Under the desk are the boxes from previous moves. If the word comes down, I can pile four boxes on my desk and be done. And I’m pretty sure the word is going to come down. The building is doomed.
Just a suspicion.
Yesterday I noted that they were taking out a few file cabinets that contained the photograph morgue for the paper.
Well.
They’re not coming back.
For some reason I decided to go down in the clipping morgue, to see if that stuff had been taken away. I don’t know how they can scan this stuff - it’s forty years of clippings, indexed in envelopes, arranged alphabetically. Probably the scanned newspapers from microfiche will be OCR’d, if they haven’t been already. Much easier. And we don’t need this . . .
. . . the Index to Periodical Literature from 1937 on.
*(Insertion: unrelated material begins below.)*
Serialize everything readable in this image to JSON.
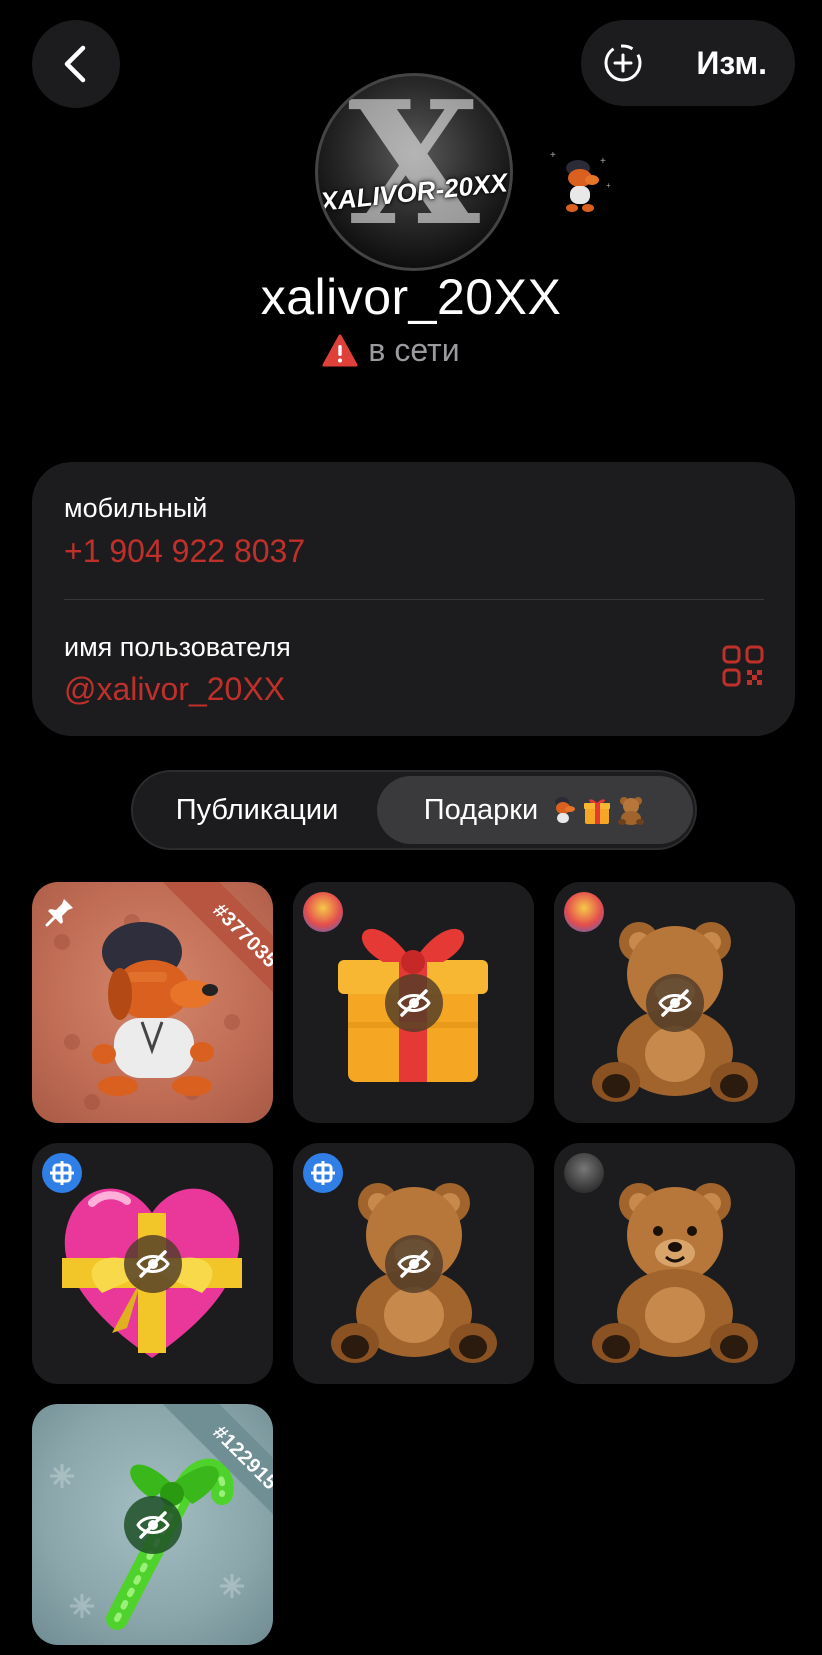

There are boxes and boxes left behind by people who worked at the paper and wanted to leave something for the historical record. A box from a promotions guy who was working with the library and publishing companies to start Reading Events - nothing in it for us, really, but it burnished the Good Citizen / Civic Leader angle. Several boxes made you want to just sigh, though:
Scrapbooks of editorials. The writers clipped them out and glued them in scrapbooks, like teenagers. The equivalent of a .zip or a pdf, I suppose. No one will read them and they don’t really bear reading anyway. Banal predictable commentary, little “joke” editorials - the Lighter Side of the News! - that make you wince, since most are written in the Man Next Door style.
Who?
That would be Burton Hillis. Let me turn to the internet for a better explanation:
Try looking Burton Hillis up in the Kingsport Public Library’s catalog and you’ll find "Your entry would be here" and no entry. You’ll get the same answer at amazon.com. That’s because Burton Hillis never wrote a book.
Read the expanded version of this report in the print edition or the enhanced electronic version of the Kingsport Times-News.
No, I don’t think I will. Some examples from elsewhere:
Businessman Ed Hunter says some of his problems could be solved if the cheerful man who writes the bank ads also were a member of the loan committee.
When I was young, “hot stuff” described things we liked; today the children refer to them as “cool.” But in the meantime, most of my generation discovered they are “lukewarm” at best.
Grandpa Hillis pointed out the other evening that if there were a law against being foolish, we’d all be in jail.
Okay. You know the style. Burton Hillis was actually William Vaughn, who wrote a newspaper column for the KC Star. The “Man Next Door” lines are beloved by some, but tastes change; what had zing now tastes like boiled spinach.